New home for Huey: Army UH-1H finds a place at IAAFA

By Mike Joseph JBSA-Lackland Public Affairs

The Inter-American Air Forces Academy at Joint Base San Antonio-Lackland recently landed a new training tool that upgrades the helicopter maintenance courses it offers to students from Latin American partner nations.

The arrival of an Army UH-1H helicopter at IAAFA's 318th Training Squadron is expected to meet the growing needs of students who are here to learn how U.S. Airmen perform their mission.

"We have a culture of continuous improvement at the 318th TRS, and modernization is a big part of that culture," said Maj. Manuel Sotelo, the squadron's maintenance operations officer.

"We try to modernize to keep up with 21st century technologies, and the demand and requirements of our Latin American partners and students," he said. "This helicopter helps us do that."

As more Latin American countries integrate Huey II helicopters into their fleets, Sotelo said the acquisition of the 1983 UH-1H is just one half of an equation needed to meet new helicopter maintenance requirements.

The other half would involve adding a UH-1N helicopter to the IAAFA inventory.
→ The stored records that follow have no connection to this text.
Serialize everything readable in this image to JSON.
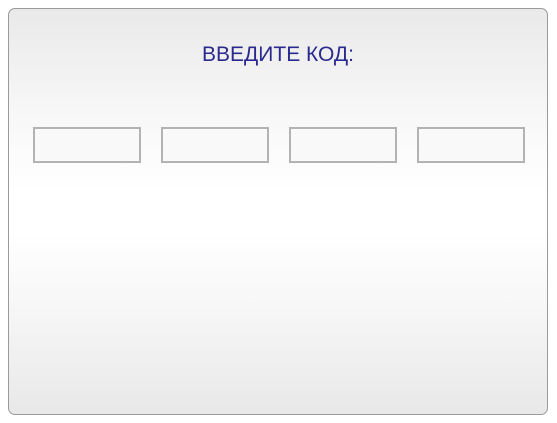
{
  "dialog": {
    "title": "ВВЕДИТЕ КОД:",
    "code_fields": [
      {
        "value": ""
      },
      {
        "value": ""
      },
      {
        "value": ""
      },
      {
        "value": ""
      }
    ]
  },
  "colors": {
    "title_text": "#2b2a8f",
    "field_border": "#b3b3b3",
    "panel_border": "#9a9a9a"
  }
}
Integrating parts from both the H and N models would allow the academy to assemble a Huey II trainer.

"With the proper equipment, training and personnel, you can take parts from the H and N models to make a Huey II," he said. "We have identified an N model that may become available to us later.

"Then we've got the parts and pieces we need for conversion to what we're calling the 'Frankenstein' option of a Huey II. We can also use the Frankenstein as a training tool for students," he said.
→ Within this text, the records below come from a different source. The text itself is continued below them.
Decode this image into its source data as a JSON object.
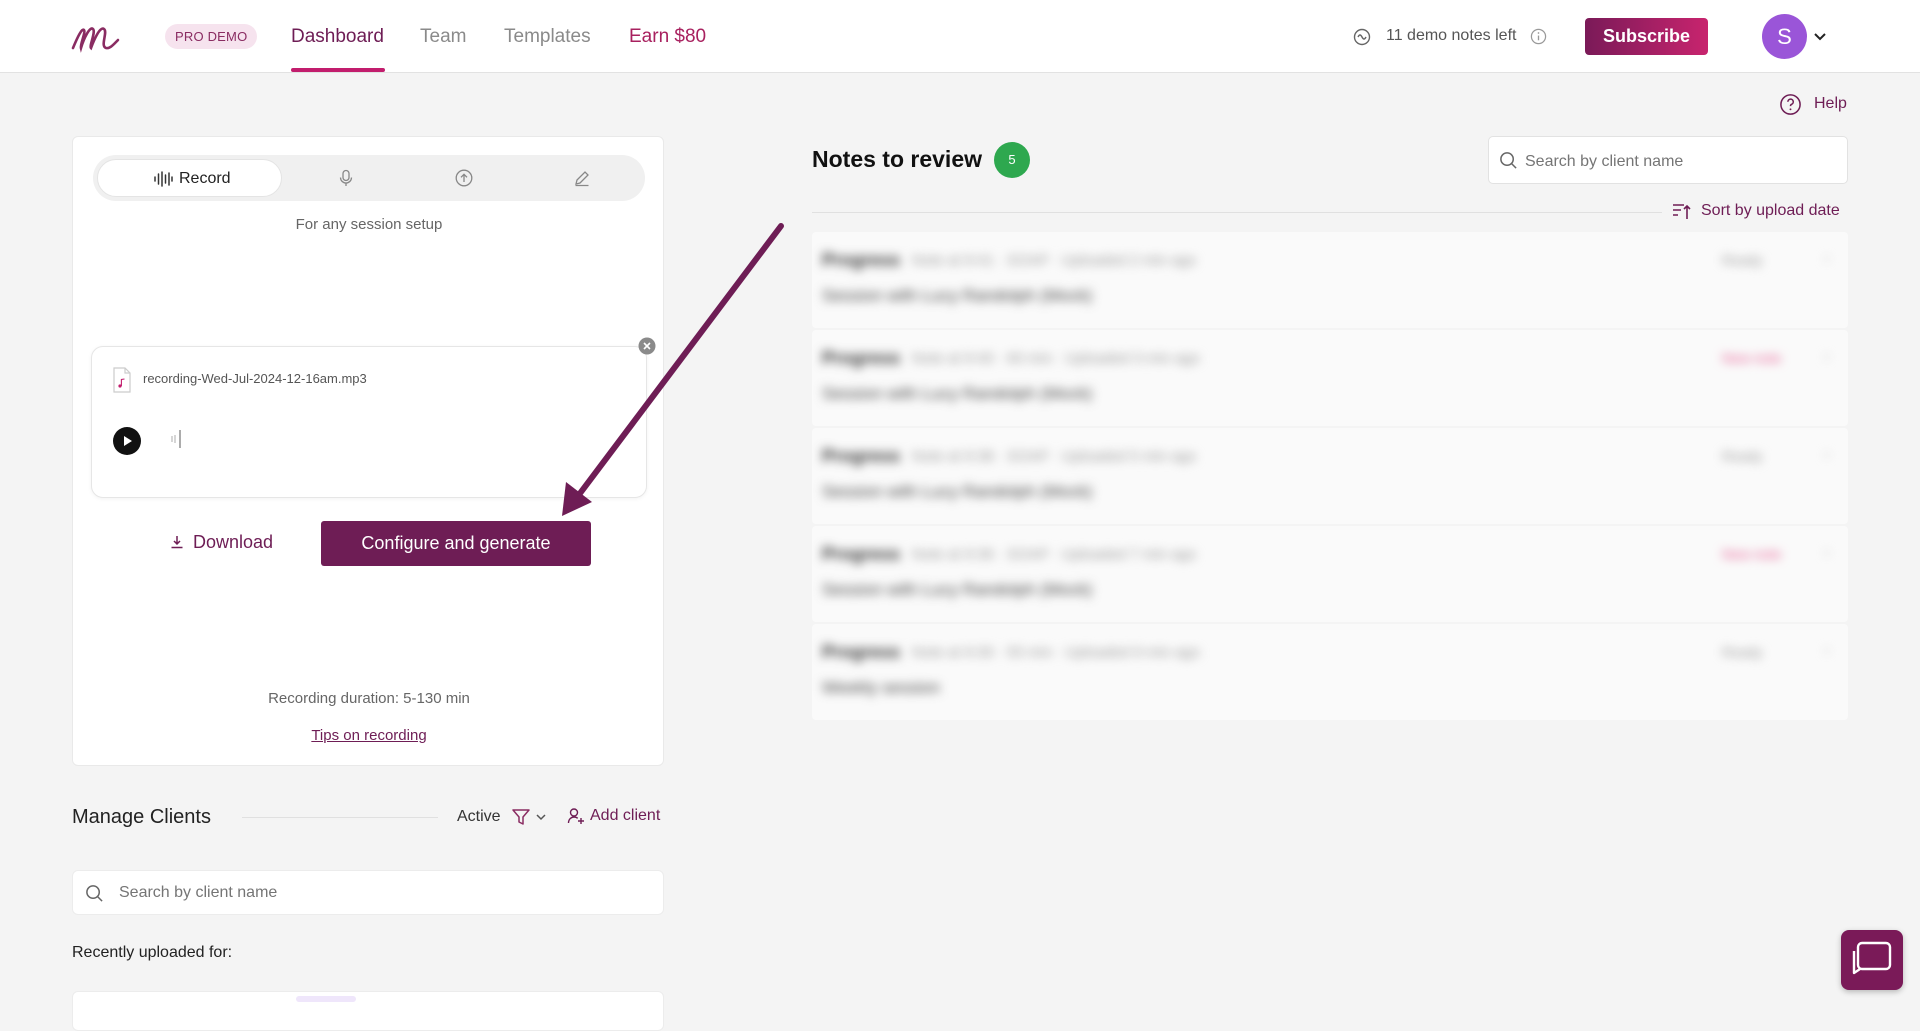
{
  "header": {
    "pro_badge": "PRO DEMO",
    "nav": [
      "Dashboard",
      "Team",
      "Templates",
      "Earn $80"
    ],
    "demo_notes": "11 demo notes left",
    "subscribe_label": "Subscribe",
    "avatar_initial": "S",
    "help_label": "Help",
    "colors": {
      "brand": "#6e1d55",
      "accent": "#c21d6d",
      "avatar": "#9a55d8"
    }
  },
  "recorder": {
    "mode_record_label": "Record",
    "modes": [
      "waveform-icon",
      "microphone-icon",
      "upload-icon",
      "pencil-icon"
    ],
    "setup_text": "For any session setup",
    "file_name": "recording-Wed-Jul-2024-12-16am.mp3",
    "download_label": "Download",
    "configure_label": "Configure and generate",
    "duration_text": "Recording duration: 5-130 min",
    "tips_label": "Tips on recording"
  },
  "clients": {
    "title": "Manage Clients",
    "filter_label": "Active",
    "add_label": "Add client",
    "search_placeholder": "Search by client name",
    "recent_label": "Recently uploaded for:"
  },
  "notes": {
    "title": "Notes to review",
    "count": "5",
    "count_color": "#2ea84f",
    "search_placeholder": "Search by client name",
    "sort_label": "Sort by upload date",
    "rows": [
      {
        "title": "Progress",
        "meta": "Note at 9:41 · SOAP · Uploaded 2 min ago",
        "sub": "Session with Lucy Randolph (Mock)",
        "status": "Ready",
        "pink": false
      },
      {
        "title": "Progress",
        "meta": "Note at 9:40 · 60 min · Uploaded 3 min ago",
        "sub": "Session with Lucy Randolph (Mock)",
        "status": "New note",
        "pink": true
      },
      {
        "title": "Progress",
        "meta": "Note at 9:38 · SOAP · Uploaded 5 min ago",
        "sub": "Session with Lucy Randolph (Mock)",
        "status": "Ready",
        "pink": false
      },
      {
        "title": "Progress",
        "meta": "Note at 9:36 · SOAP · Uploaded 7 min ago",
        "sub": "Session with Lucy Randolph (Mock)",
        "status": "New note",
        "pink": true
      },
      {
        "title": "Progress",
        "meta": "Note at 9:30 · 55 min · Uploaded 9 min ago",
        "sub": "Weekly session",
        "status": "Ready",
        "pink": false
      }
    ]
  }
}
Because expense was a key factor for IAAFA, instructors and senior leaders had to think outside the box to update helicopter maintenance courses.

Sotelo said a kit to modify one of the Vietnam era-helicopters in the IAAFA fleet to a Huey II trainer costs just under $2 million while a new Huey II carries a $9 million price tag.
"Neither of these options was economically feasible for us," he said, "but we weren't going to give up because we couldn't find the money."

Mutual cooperation between several Department of Defense agencies resulted in the transfer of the Army helicopter to the 37th Training Wing, IAAFA's parent organization, instead its original destination - a bone yard.

Flown by two Air Education and Training Command helicopter pilots assigned to Fort Rucker, Ala., the aircraft arrived at here July 24 after a two-day flight.

"Thankfully, Fort Rucker and the Air Force pilots were willing to help by flying it here at minimal cost," Sotelo said. "We're extremely grateful and fortunate. This UH-1H is not something picked up from the junk yard. It's fully functional."